Down in the thick, lush, grass of the meadow, my torch beam made an excellent pat detector, spotting every cow splat before it was first-footed. The herd had not long been taken off the meadow and it was easy to see why. Though the grass grew tall, fearsome thistles grew taller. However, every head was nodding, a sign of chemical weed-wiping and a shrivelled destiny ahead.
We might have crossed a field that held nothing more sinister than cow poo and prickles but I was thankful for my light, which allowed me to sidestep an ankle-twisting rabbit hole.
In the quiet, we were not short of company, for the meadow was an Oxford Street of insects, a constant mass of moths, midges and mosquitoes chopping this way and that across the lighted path. Giant nectar shoppers fluttered out of nowhere; colourless moths with still bodies, sprays of antennae and flurries of wings.
The mosquitoes fled my repellent-anointed skin with whines of annoyance, but midges peppered my face and became more numerous as we drew closer to the river.
Standing on a wooden footbridge over the dark water I noticed a pale shape pressed flat against a rail and panned the beam over a resting hook tip moth.
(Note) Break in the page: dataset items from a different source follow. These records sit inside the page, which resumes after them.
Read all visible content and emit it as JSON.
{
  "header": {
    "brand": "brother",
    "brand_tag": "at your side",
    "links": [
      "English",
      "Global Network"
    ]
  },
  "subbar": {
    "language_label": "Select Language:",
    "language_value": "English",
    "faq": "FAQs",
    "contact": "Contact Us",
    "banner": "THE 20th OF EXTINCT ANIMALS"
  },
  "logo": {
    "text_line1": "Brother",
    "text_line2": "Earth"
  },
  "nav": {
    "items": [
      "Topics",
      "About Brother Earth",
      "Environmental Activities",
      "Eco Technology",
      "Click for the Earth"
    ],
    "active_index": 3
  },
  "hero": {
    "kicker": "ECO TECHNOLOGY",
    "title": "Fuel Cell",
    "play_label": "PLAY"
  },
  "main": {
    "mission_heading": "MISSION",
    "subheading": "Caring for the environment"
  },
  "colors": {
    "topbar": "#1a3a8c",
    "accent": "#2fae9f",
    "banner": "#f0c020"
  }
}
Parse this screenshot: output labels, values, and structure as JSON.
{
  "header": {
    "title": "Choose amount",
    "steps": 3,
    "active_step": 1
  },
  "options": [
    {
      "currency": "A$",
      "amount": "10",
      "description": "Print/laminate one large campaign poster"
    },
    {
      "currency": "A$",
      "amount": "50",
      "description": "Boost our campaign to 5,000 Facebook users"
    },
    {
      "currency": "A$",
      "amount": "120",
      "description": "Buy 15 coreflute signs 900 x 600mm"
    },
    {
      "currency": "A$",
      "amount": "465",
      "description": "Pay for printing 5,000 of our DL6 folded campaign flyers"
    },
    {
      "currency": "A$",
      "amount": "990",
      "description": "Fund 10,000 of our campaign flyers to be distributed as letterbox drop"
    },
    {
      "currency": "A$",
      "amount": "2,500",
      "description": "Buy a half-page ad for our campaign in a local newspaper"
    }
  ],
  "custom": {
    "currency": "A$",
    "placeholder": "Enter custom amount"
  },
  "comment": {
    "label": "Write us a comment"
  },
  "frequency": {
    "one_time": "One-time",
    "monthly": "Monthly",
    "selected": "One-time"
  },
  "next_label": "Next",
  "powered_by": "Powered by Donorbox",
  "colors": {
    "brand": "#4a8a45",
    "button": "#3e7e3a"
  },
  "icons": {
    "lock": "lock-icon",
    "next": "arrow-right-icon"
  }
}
In daylight its wings would be marked like brown growth rings on a felled tree, here they were ill-defined shades of grey. A pinhead of intense light shone from the insect’s head, a piercing reflection from its eye.
And, having seen one such reflection, I could now see many more in the dew-drop meadow on the other side of the bridge. As the torch illuminated each flying moth, brilliant lights shone from the eyes of these fairies in the night.